A regularização da situação jurídico-institucional do Porto de Suape, junto ao Governo Federal, por outro lado, efetivou-se mediante o Departamento de Transportes Aquaviários da Secretaria Nacional de Transportes, no ano de 1992. Isso permitiu ao Governo de Pernambuco explorar, comercialmente, aqueles serviços portuários.

Em 1999, ocorreu a construção da primeira etapa do chamado porto interno - 935 metros de cais e profundidades de até 15,5 metros. Dois anos depois, iniciou-se a segunda etapa de construção, através da dragagem de mais de 1 milhão e 300 mil m3. Em seguida, o canal de navegação foi ampliado em mais 450 metros, o que possibilitou a edificação do Cais 4. Em 2002, para atender às novas demandas, empreendeu-se a duplicação da avenida portuária (uma extensão de 4,4 km), e a construção do 1º. Prédio da Central de Operações Portuárias de Suape.

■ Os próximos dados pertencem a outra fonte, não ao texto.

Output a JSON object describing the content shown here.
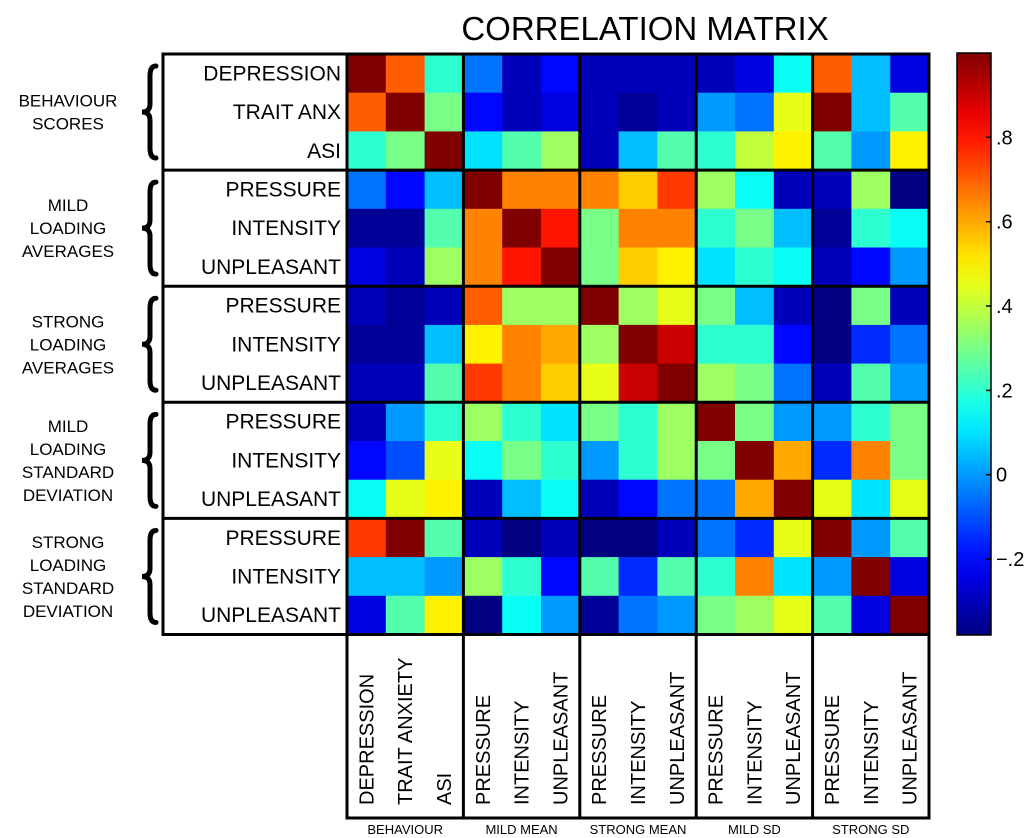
{
  "chart_data": {
    "type": "heatmap",
    "title": "CORRELATION MATRIX",
    "row_groups": [
      {
        "label": [
          "BEHAVIOUR",
          "SCORES"
        ],
        "rows": [
          "DEPRESSION",
          "TRAIT ANX",
          "ASI"
        ]
      },
      {
        "label": [
          "MILD",
          "LOADING",
          "AVERAGES"
        ],
        "rows": [
          "PRESSURE",
          "INTENSITY",
          "UNPLEASANT"
        ]
      },
      {
        "label": [
          "STRONG",
          "LOADING",
          "AVERAGES"
        ],
        "rows": [
          "PRESSURE",
          "INTENSITY",
          "UNPLEASANT"
        ]
      },
      {
        "label": [
          "MILD",
          "LOADING",
          "STANDARD",
          "DEVIATION"
        ],
        "rows": [
          "PRESSURE",
          "INTENSITY",
          "UNPLEASANT"
        ]
      },
      {
        "label": [
          "STRONG",
          "LOADING",
          "STANDARD",
          "DEVIATION"
        ],
        "rows": [
          "PRESSURE",
          "INTENSITY",
          "UNPLEASANT"
        ]
      }
    ],
    "col_groups": [
      {
        "label": "BEHAVIOUR",
        "cols": [
          "DEPRESSION",
          "TRAIT ANXIETY",
          "ASI"
        ]
      },
      {
        "label": "MILD MEAN",
        "cols": [
          "PRESSURE",
          "INTENSITY",
          "UNPLEASANT"
        ]
      },
      {
        "label": "STRONG MEAN",
        "cols": [
          "PRESSURE",
          "INTENSITY",
          "UNPLEASANT"
        ]
      },
      {
        "label": "MILD SD",
        "cols": [
          "PRESSURE",
          "INTENSITY",
          "UNPLEASANT"
        ]
      },
      {
        "label": "STRONG SD",
        "cols": [
          "PRESSURE",
          "INTENSITY",
          "UNPLEASANT"
        ]
      }
    ],
    "values": [
      [
        1.0,
        0.7,
        0.2,
        -0.05,
        -0.3,
        -0.2,
        -0.3,
        -0.3,
        -0.3,
        -0.3,
        -0.25,
        0.15,
        0.7,
        0.05,
        -0.25
      ],
      [
        0.7,
        1.0,
        0.3,
        -0.2,
        -0.3,
        -0.25,
        -0.3,
        -0.35,
        -0.3,
        0.0,
        -0.05,
        0.45,
        1.0,
        0.05,
        0.25
      ],
      [
        0.2,
        0.3,
        1.0,
        0.1,
        0.25,
        0.35,
        -0.3,
        0.05,
        0.25,
        0.2,
        0.4,
        0.5,
        0.25,
        0.0,
        0.5
      ],
      [
        -0.05,
        -0.2,
        0.05,
        1.0,
        0.65,
        0.65,
        0.65,
        0.55,
        0.75,
        0.35,
        0.15,
        -0.3,
        -0.3,
        0.35,
        -0.4
      ],
      [
        -0.35,
        -0.35,
        0.25,
        0.65,
        1.0,
        0.8,
        0.3,
        0.65,
        0.65,
        0.2,
        0.3,
        0.05,
        -0.35,
        0.2,
        0.15
      ],
      [
        -0.25,
        -0.3,
        0.35,
        0.65,
        0.8,
        1.0,
        0.3,
        0.55,
        0.5,
        0.1,
        0.2,
        0.15,
        -0.3,
        -0.2,
        0.0
      ],
      [
        -0.3,
        -0.35,
        -0.3,
        0.7,
        0.35,
        0.35,
        1.0,
        0.35,
        0.45,
        0.3,
        0.05,
        -0.3,
        -0.4,
        0.3,
        -0.3
      ],
      [
        -0.35,
        -0.35,
        0.05,
        0.5,
        0.65,
        0.6,
        0.35,
        1.0,
        0.9,
        0.2,
        0.2,
        -0.2,
        -0.4,
        -0.15,
        -0.05
      ],
      [
        -0.3,
        -0.3,
        0.25,
        0.75,
        0.65,
        0.55,
        0.45,
        0.9,
        1.0,
        0.35,
        0.3,
        -0.05,
        -0.3,
        0.25,
        0.0
      ],
      [
        -0.3,
        0.0,
        0.2,
        0.35,
        0.2,
        0.1,
        0.3,
        0.2,
        0.35,
        1.0,
        0.3,
        0.0,
        0.0,
        0.2,
        0.3
      ],
      [
        -0.2,
        -0.1,
        0.45,
        0.15,
        0.3,
        0.2,
        0.0,
        0.2,
        0.35,
        0.3,
        1.0,
        0.6,
        -0.15,
        0.65,
        0.3
      ],
      [
        0.15,
        0.45,
        0.5,
        -0.3,
        0.05,
        0.15,
        -0.3,
        -0.2,
        -0.05,
        -0.05,
        0.6,
        1.0,
        0.45,
        0.1,
        0.45
      ],
      [
        0.75,
        1.0,
        0.25,
        -0.3,
        -0.4,
        -0.3,
        -0.4,
        -0.4,
        -0.3,
        -0.05,
        -0.15,
        0.45,
        1.0,
        0.0,
        0.25
      ],
      [
        0.05,
        0.05,
        0.0,
        0.35,
        0.2,
        -0.2,
        0.25,
        -0.15,
        0.25,
        0.2,
        0.65,
        0.1,
        0.0,
        1.0,
        -0.25
      ],
      [
        -0.25,
        0.25,
        0.5,
        -0.45,
        0.15,
        0.0,
        -0.35,
        -0.05,
        0.0,
        0.3,
        0.35,
        0.45,
        0.25,
        -0.25,
        1.0
      ]
    ],
    "colorbar": {
      "vmin": -0.38,
      "vmax": 1.0,
      "ticks": [
        -0.2,
        0,
        0.2,
        0.4,
        0.6,
        0.8
      ],
      "tick_labels": [
        "−.2",
        "0",
        ".2",
        ".4",
        ".6",
        ".8"
      ],
      "colormap": "jet"
    }
  }
}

No ano seguinte, o Porto recebeu, da Food and Drug Administration (FDA), do Governo dos Estados Unidos, um certificado atestando o seu cumprimento da lei contra o bioterrorismo.

No ano de 2004, foi instalada a Emplal, uma indústira de embalagens plásticas por termoformagem, e inaugurado, também, o Centro de Treinamento do Complexo Industrial Portuário de Suape, um empreendimento voltado para o atendimento dos funcionários das empresas instaladas no Porto, e das comunidades que vivem em suas imediações. Em 2005, foi assinado um acordo entre a Petrobrás e a empresa Petróleos da Venezuela S. A. no sentido de se instalar, em 2007, uma refinaria de petróleo, capaz de processar 200 mil barris de petróleo por dia, de gerar aproximadamente 10 mil empregos durante a sua construção e, ao ser concluída, de abrigar 1,5 mil trabalhadores.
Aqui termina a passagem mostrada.